Tuesday, October 19, 2004

Reflective Post

Weblogs have been an effective learning tool in this course and, I believe, could prove useful in other courses. Having our own tutorial blog has been particularly effective in this course since this course is preoccupied with notions of technology and our human relationship with it. I like the practicality of working within one of the technological structures that we are analysing in this course. For general english courses, blogs are useful because we can prepare for tutorials more thoroughly by reading eachothers posts before the tutorial and using the blog as a forum to discuss issues related to the course outside of tutorial time. Unfortunately in our particular blog, there was not a significant amount of this type of discussion, but this is possibly due in part to the (relative) unfamiliarity with the medium and preoccupation with writing mandatory posts.
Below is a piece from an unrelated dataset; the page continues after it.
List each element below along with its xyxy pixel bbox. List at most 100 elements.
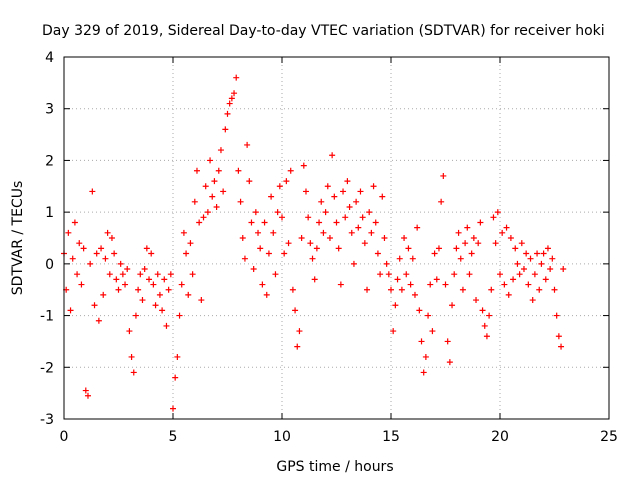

Now to turn to the elusive sixty-four dollar question. Do I believe I am a cyborg? I remember in the first tutorial of the course verhmenently disputing this idea. I believe the ability to identify as a cyborg is based largely of notions of the cyborgian creature. If we associate the cyborg with the overtly machinical creatures from popular film culture such as The Terminator then it is very uncomfortable to identify with these creatures. I would definately agree with the notion that people who have been fitted with prosthetic body parts in surgery can be considered as cyborgs. Upon re-evaluation those, I think the notion of the cyborg is one of those slippery terms, like postmodernism that means everything and at the same time nothing. Let me qualify that statement. I think that Haraway was trying to use the cyborg to describe a new way of being where the discrete boundaries between 'technology' and 'nature' are blurred. Also concrete descriptions of any individual subject are blurred in this definition. In this sense I agree that we are all cyborgian subjects. We define ourselfs in interrelated and sometimes contradictory ways. Although I would live and breathe without digital technology, it is so enmeshed in my life, that my lifestyle without it would be unrecognisable. In that sense, I am a cyborg.
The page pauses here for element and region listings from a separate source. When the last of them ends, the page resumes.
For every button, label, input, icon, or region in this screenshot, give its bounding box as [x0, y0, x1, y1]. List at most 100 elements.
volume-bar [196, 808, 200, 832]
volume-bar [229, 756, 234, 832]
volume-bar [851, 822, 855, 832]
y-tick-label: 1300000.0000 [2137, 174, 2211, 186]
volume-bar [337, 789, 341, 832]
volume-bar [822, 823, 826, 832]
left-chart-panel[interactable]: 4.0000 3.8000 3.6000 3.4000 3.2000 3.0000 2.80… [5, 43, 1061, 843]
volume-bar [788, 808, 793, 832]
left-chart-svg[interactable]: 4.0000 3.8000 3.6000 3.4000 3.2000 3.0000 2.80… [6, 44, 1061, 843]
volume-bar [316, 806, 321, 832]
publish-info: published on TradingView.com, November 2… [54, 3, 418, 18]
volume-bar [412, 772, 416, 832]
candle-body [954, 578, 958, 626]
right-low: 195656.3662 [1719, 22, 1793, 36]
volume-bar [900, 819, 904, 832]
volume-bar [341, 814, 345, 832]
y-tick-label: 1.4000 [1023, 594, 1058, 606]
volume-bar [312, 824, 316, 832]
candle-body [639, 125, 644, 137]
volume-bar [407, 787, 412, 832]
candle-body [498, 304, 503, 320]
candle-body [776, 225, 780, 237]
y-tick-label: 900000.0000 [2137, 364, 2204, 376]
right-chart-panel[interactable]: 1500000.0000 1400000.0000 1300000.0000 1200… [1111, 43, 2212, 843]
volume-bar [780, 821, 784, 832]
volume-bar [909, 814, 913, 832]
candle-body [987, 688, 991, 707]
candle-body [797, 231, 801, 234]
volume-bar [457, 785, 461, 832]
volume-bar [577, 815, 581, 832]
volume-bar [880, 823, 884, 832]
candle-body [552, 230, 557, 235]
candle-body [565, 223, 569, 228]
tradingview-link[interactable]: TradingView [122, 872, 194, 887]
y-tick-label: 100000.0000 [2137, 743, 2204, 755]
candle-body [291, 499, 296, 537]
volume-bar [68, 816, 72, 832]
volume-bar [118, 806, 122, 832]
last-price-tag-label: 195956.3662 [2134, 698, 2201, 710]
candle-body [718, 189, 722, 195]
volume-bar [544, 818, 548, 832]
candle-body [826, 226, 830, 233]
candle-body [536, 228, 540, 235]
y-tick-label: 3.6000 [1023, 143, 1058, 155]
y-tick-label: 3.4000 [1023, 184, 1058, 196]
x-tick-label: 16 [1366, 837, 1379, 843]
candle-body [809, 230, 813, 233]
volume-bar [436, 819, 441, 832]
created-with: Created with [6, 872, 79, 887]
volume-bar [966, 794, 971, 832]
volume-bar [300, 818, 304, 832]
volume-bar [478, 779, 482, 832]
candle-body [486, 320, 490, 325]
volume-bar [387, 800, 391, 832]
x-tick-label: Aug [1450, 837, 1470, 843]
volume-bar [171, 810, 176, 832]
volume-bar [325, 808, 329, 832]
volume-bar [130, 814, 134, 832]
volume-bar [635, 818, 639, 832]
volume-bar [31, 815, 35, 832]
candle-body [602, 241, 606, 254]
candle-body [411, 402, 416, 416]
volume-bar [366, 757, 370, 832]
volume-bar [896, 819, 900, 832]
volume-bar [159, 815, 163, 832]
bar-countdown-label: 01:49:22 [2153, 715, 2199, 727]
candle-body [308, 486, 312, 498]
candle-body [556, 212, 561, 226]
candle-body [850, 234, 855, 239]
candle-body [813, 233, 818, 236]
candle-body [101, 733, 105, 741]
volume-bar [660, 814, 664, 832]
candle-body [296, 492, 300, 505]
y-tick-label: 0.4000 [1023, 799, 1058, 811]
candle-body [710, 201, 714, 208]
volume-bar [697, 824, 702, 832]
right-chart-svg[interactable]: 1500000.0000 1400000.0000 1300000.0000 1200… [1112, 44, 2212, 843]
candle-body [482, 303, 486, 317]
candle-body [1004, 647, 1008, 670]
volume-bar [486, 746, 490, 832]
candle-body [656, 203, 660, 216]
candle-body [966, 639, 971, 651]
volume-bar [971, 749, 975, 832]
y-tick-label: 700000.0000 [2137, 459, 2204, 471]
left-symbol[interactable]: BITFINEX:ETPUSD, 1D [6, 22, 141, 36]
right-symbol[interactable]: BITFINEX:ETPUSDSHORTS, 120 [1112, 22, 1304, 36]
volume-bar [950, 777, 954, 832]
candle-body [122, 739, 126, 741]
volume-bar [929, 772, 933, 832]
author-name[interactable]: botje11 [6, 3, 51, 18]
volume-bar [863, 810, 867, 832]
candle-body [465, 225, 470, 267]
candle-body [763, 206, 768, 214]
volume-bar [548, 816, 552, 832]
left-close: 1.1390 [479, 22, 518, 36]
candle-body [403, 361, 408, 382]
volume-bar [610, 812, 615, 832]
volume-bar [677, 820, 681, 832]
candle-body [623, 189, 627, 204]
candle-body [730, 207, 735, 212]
Overall I have found this course to be a challenging learning experience. I liked the course set up with workshops and blogs, it was refreshing to have different to the norm components in the course. The tutorials were great, it is the first unit when I haven't thought "When is this tute going to end!" I liked the practicality of the course aswell. Examples were given of current as well as dated sources, which I guess is crucial in a course about current technology. I also liked the interactivity of the lectures.